Whether you’re 12 or 40, bringing home a new puppy is exciting. They can provide companionship and security. Plus, their funny antics and cute, little faces can brighten up any day. Depending on where you are getting your new pup from, it’s a good idea to consider professional pet transportation services to assist with the move.
While a new dog can be a beautiful addition to your family, the logistics of bringing them home can get complicated. With so many things to do in preparation for your furry friend’s arrival, it can get overwhelming. Here are five tips for bringing home your new puppy:
1. Organize Transportation
Whether you’re adopting a pup or purchasing from a reputable breeder, it’s important that they arrive at their new home safely. There are many factors to consider when understanding your new dog’s transportation needs. Evaluate how you will need to travel to pick up the dog. Bring a friend along to hold the puppy on your way home, so they’re not nervous in the car. A buddy can provide much needed support for you on your journey — short or long.
In some cases, it may be costly to ship your dog via plane. Not to mention, that could possibly be traumatizing for your new friend. It might be your best bet to check out a pet transport company. These drivers are individuals who love animals and will take great care of your pet. They will deliver your new family member right to your door. They’ll even send you photos and videos throughout their drive to keep you in the loop.
2. Puppy Proof Your Home
There are few things more stressful than chasing a four-legged, little bundle of energy around yelling at them to drop something. Puppy proofing your house is a sure way to ease the initial new-puppy stress. Be sure to pick up any items that your furry friend may put in their mouth. Look for small things laying around like rubber bands, bobby pins, and screws. Then, start to look around the rest of your home.
Block stairways and balusters with openings big enough for your pup to squeeze through. Move extension cords and chargers out of reach. Shut your shoes and bags behind closed doors. If you have hardwood floors, consider rolling up your rugs for a bit. While it seems extravagant now, you’ll be thankful you saved your rug during the potty-training phase.
3. Prepare for Potty-Training
Deciding how you will potty-train your dog can make the process less stressful. If you have a game plan as soon as you get home you can start enacting that plan. If you live in an apartment, you may determine you want to start with potty pads. If you live in a house with a backyard, maybe you’ll use a bell on the door. Maybe you’ll even get a doggy door to train your new dog to go through immediately.
Regardless of what mode of potty-training you choose, it’s important to stay consistent. Make sure every member of your family knows what to do when the puppy needs to go. Then, keep an eye on your puppy. If they start to sniff out a spot to go inside, quickly take them where they should be going. Creating a routine can allow your dog to understand where potty time happens.

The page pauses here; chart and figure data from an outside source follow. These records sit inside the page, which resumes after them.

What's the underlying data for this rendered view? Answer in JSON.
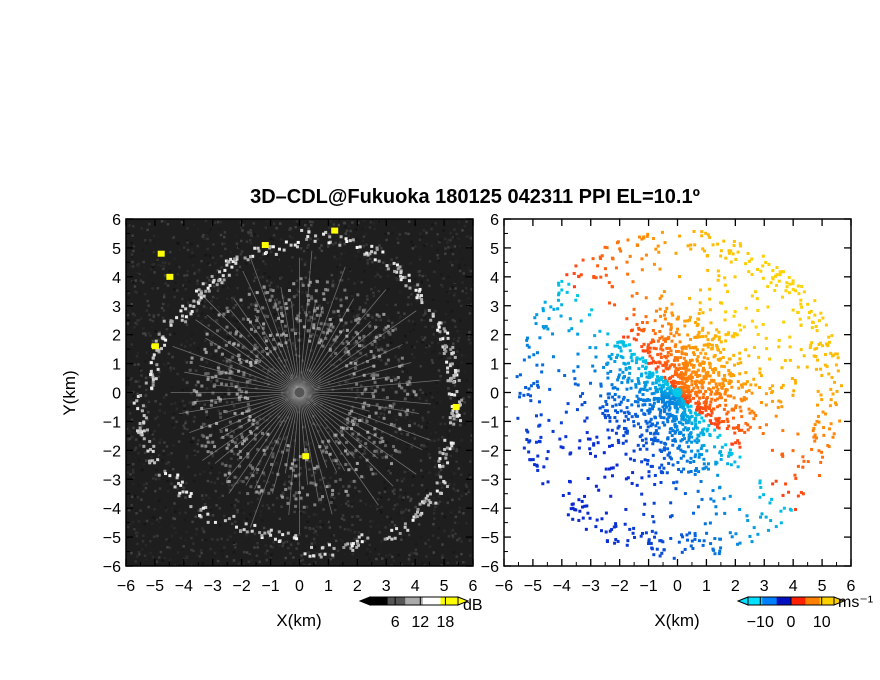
{
  "title": "3D–CDL@Fukuoka 180125 042311 PPI EL=10.1º",
  "colors": {
    "background": "#ffffff",
    "snr_bg": "#1e1e1e",
    "velocity_neg": "#0a2fdc",
    "velocity_zero": "#00c8e6",
    "velocity_pos": "#ff3b14"
  },
  "chart_data": [
    {
      "type": "heatmap",
      "name": "snr-panel",
      "xlabel": "X(km)",
      "ylabel": "Y(km)",
      "xlim": [
        -6,
        6
      ],
      "ylim": [
        -6,
        6
      ],
      "xticks": [
        -6,
        -5,
        -4,
        -3,
        -2,
        -1,
        0,
        1,
        2,
        3,
        4,
        5,
        6
      ],
      "yticks": [
        -6,
        -5,
        -4,
        -3,
        -2,
        -1,
        0,
        1,
        2,
        3,
        4,
        5,
        6
      ],
      "colorbar": {
        "unit": "dB",
        "ticks": [
          6,
          12,
          18
        ],
        "range": [
          0,
          21
        ],
        "colors": [
          "#000000",
          "#555555",
          "#aaaaaa",
          "#ffffff",
          "#ffff00"
        ]
      },
      "strong_echo_points": [
        {
          "x": -4.8,
          "y": 4.8
        },
        {
          "x": -4.5,
          "y": 4.0
        },
        {
          "x": -5.0,
          "y": 1.6
        },
        {
          "x": 0.2,
          "y": -2.2
        },
        {
          "x": 1.2,
          "y": 5.6
        },
        {
          "x": -1.2,
          "y": 5.1
        },
        {
          "x": 5.4,
          "y": -0.5
        }
      ]
    },
    {
      "type": "heatmap",
      "name": "velocity-panel",
      "xlabel": "X(km)",
      "ylabel": "",
      "xlim": [
        -6,
        6
      ],
      "ylim": [
        -6,
        6
      ],
      "xticks": [
        -6,
        -5,
        -4,
        -3,
        -2,
        -1,
        0,
        1,
        2,
        3,
        4,
        5,
        6
      ],
      "yticks": [
        -6,
        -5,
        -4,
        -3,
        -2,
        -1,
        0,
        1,
        2,
        3,
        4,
        5,
        6
      ],
      "colorbar": {
        "unit": "ms⁻¹",
        "ticks": [
          -10,
          0,
          10
        ],
        "range": [
          -14,
          14
        ],
        "colors": [
          "#00e0ff",
          "#0080ff",
          "#0010c0",
          "#ff2000",
          "#ff8000",
          "#ffd000"
        ]
      },
      "wind_direction_deg": 225,
      "max_radial_velocity": 12
    }
  ]
}
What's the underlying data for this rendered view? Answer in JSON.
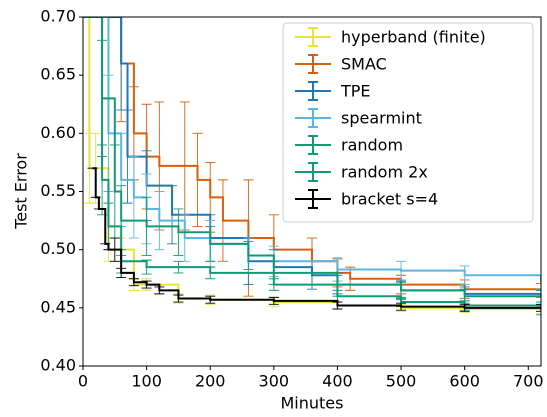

4. Purchase the Necessities
The excitement of purchasing cute items for your dog never fades. But there’s nothing quite like buying a tiny new harness and leash for them for the first time. While you’re shopping for gear, don’t forget to purchase poop bags and a carrier for their leash. This will save you the embarrassment of not having something to clean up with later.
In addition, you’ll want to snag a food and water bowl for your pup. At the pet store, think about what you’ll feed your furry friend too. It’s important that you research what food is best for your dog. You can always pick up kibble at the pet store, but there are also alternatives like fresh dog food delivery services. Some breeds need special vitamins or are prone to allergies. When in doubt, it’s smart to check with your vet to get an expert opinion on a healthy option.
5. Plan Sleeping Arrangements
It might sound silly to think about where your pet will sleep. However, dealing with a crying puppy is not fun, especially when you’re low on sleep yourself. If you plan to crate train your new dog, make sure that you do your research on how to do so. Crate training can provide your pet with a safe space to relax and sleep. It can even help with potty training.
If you choose to barricade your puppy in the kitchen or a bathroom, make sure that it is safe for them. While you’re puppy proofing your home, you’ll want to make sure their space is extra cared for. Adding a blanket or cozy bed can bring comfort to your dog during the night. Creating a den for your dog will let them know that they have a space to go when they’re overstimulated.
Whether you’re a seasoned dog owner or a first timer, dogs’ personalities are different. It is vital that you spend time with your new pup. Learn his or her quirks and needs. Prepare for what you can and enjoy the experience. Your little puppy will be a big dog before you know it!